Mr Tsipras faced a revolt from within his party as a result and responded by calling fresh elections, which he won.
But Mr Mitsotakis was able to attack his rival’s record, saying that economic improvement was too slow.
He also benefited from widespread anger at a landmark deal with North Macedonia over the name of the country – which it shares with a Greek region.
What is the state of the Greek economy?
- Greece was badly hit by the 2008 financial crisis
- Since 2010, when Greece revealed a sky-high budget deficit, the country has borrowed €289bn (£259bn; $330bn) in bailouts from the EU and International Monetary Fund (IMF) – money it could take decades to pay back
- Greece officially “exited” the bailout programme last August as growth returned
- The IMF has predicted GDP would grow 2.4% in 2019 – up from 2.1% in 2018. However, it has a long way to go until it reaches the pre-crisis levels
- Greece’s unemployment rate has also been improving. It was 18.2% in the first quarter of 2019, compared to 28% at the height of the crisis
- But youth unemployment remains very high, standing at almost 40% in January
What is New Democracy promising?
The party has been elected vowing to “kick start” the economy, with Mr Mitsotakis telling news agency AFP growth would be boosted “by private investments, exports and innovation”.

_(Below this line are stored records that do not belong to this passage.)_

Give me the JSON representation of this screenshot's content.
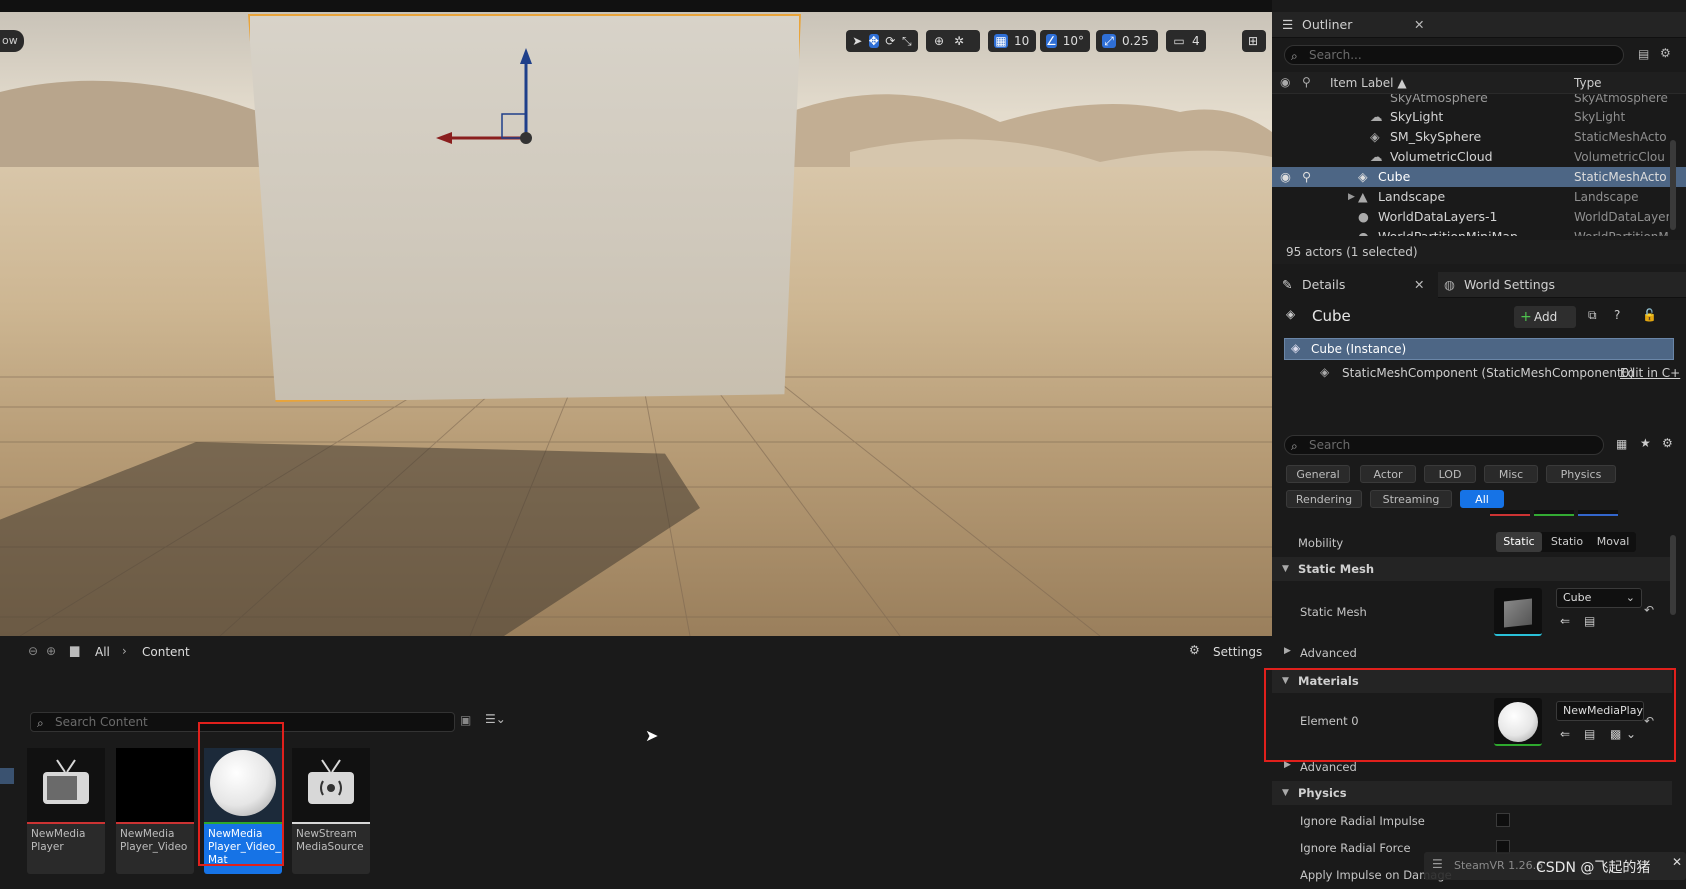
{
  "viewport": {
    "left_tab_label": "ow",
    "toolbar": {
      "grid_snap": "10",
      "rotation_snap": "10°",
      "scale_snap": "0.25",
      "camera_speed": "4"
    }
  },
  "outliner": {
    "tab_title": "Outliner",
    "search_placeholder": "Search...",
    "col_label": "Item Label ▲",
    "col_type": "Type",
    "items": [
      {
        "label": "SkyAtmosphere",
        "type": "SkyAtmosphere"
      },
      {
        "label": "SkyLight",
        "type": "SkyLight"
      },
      {
        "label": "SM_SkySphere",
        "type": "StaticMeshActo"
      },
      {
        "label": "VolumetricCloud",
        "type": "VolumetricClou"
      },
      {
        "label": "Cube",
        "type": "StaticMeshActo"
      },
      {
        "label": "Landscape",
        "type": "Landscape"
      },
      {
        "label": "WorldDataLayers-1",
        "type": "WorldDataLayer"
      },
      {
        "label": "WorldPartitionMiniMap",
        "type": "WorldPartitionM"
      }
    ],
    "status": "95 actors (1 selected)"
  },
  "details": {
    "tab_title": "Details",
    "world_settings_tab": "World Settings",
    "actor_name": "Cube",
    "add_label": "Add",
    "instance_label": "Cube (Instance)",
    "component_label": "StaticMeshComponent (StaticMeshComponent0)",
    "edit_link": "Edit in C+",
    "search_placeholder": "Search",
    "filters_row1": [
      "General",
      "Actor",
      "LOD",
      "Misc",
      "Physics"
    ],
    "filters_row2": [
      "Rendering",
      "Streaming",
      "All"
    ],
    "mobility_label": "Mobility",
    "mobility_options": [
      "Static",
      "Statio",
      "Moval"
    ],
    "static_mesh_section": "Static Mesh",
    "static_mesh_label": "Static Mesh",
    "static_mesh_value": "Cube",
    "advanced_label": "Advanced",
    "materials_section": "Materials",
    "element0_label": "Element 0",
    "element0_value": "NewMediaPlaye",
    "advanced2_label": "Advanced",
    "physics_section": "Physics",
    "physics_props": [
      "Ignore Radial Impulse",
      "Ignore Radial Force",
      "Apply Impulse on Damage"
    ]
  },
  "content_browser": {
    "breadcrumb_all": "All",
    "breadcrumb_content": "Content",
    "settings_label": "Settings",
    "search_placeholder": "Search Content",
    "assets": [
      {
        "name": "NewMedia Player"
      },
      {
        "name": "NewMedia Player_Video"
      },
      {
        "name": "NewMedia Player_Video_ Mat"
      },
      {
        "name": "NewStream MediaSource"
      }
    ]
  },
  "overlay": {
    "steamvr": "SteamVR 1.26.6",
    "watermark": "CSDN @飞起的猪"
  }
}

New Democracy has also promised to lower taxes and privatise services in the country. Mr Mitsotakis has argued for cutting corporation tax and pledged to reduce youth unemployment – which has averaged 30% for more than 20 years.
New Democracy counts many 18-24 year olds among its supporters, so solving this particular crisis could prove Mr Mitsotakis’ biggest test.
His promise to renegotiate Greece’s fiscal targets with creditors is also likely to have proved popular in a country where there is lingering discontent over the measures imposed in exchange for the bailout.
How did other parties fare?
The centre-left Movement for Change is on 8.1%, followed by the Communist Party on 5.3%.
The far-right Golden Dawn party is short of the 3% minimum needed to enter parliament by the narrowest of margins – at 2.93%.
The nationalist pro-Russian Greek Solution and MeRA25, the left-wing party of former Finance Minister Yanis Varoufakis, both crossed the threshold.
Greek media also report a ballot box was stolen by an unidentified group which had forced its way into one polling station.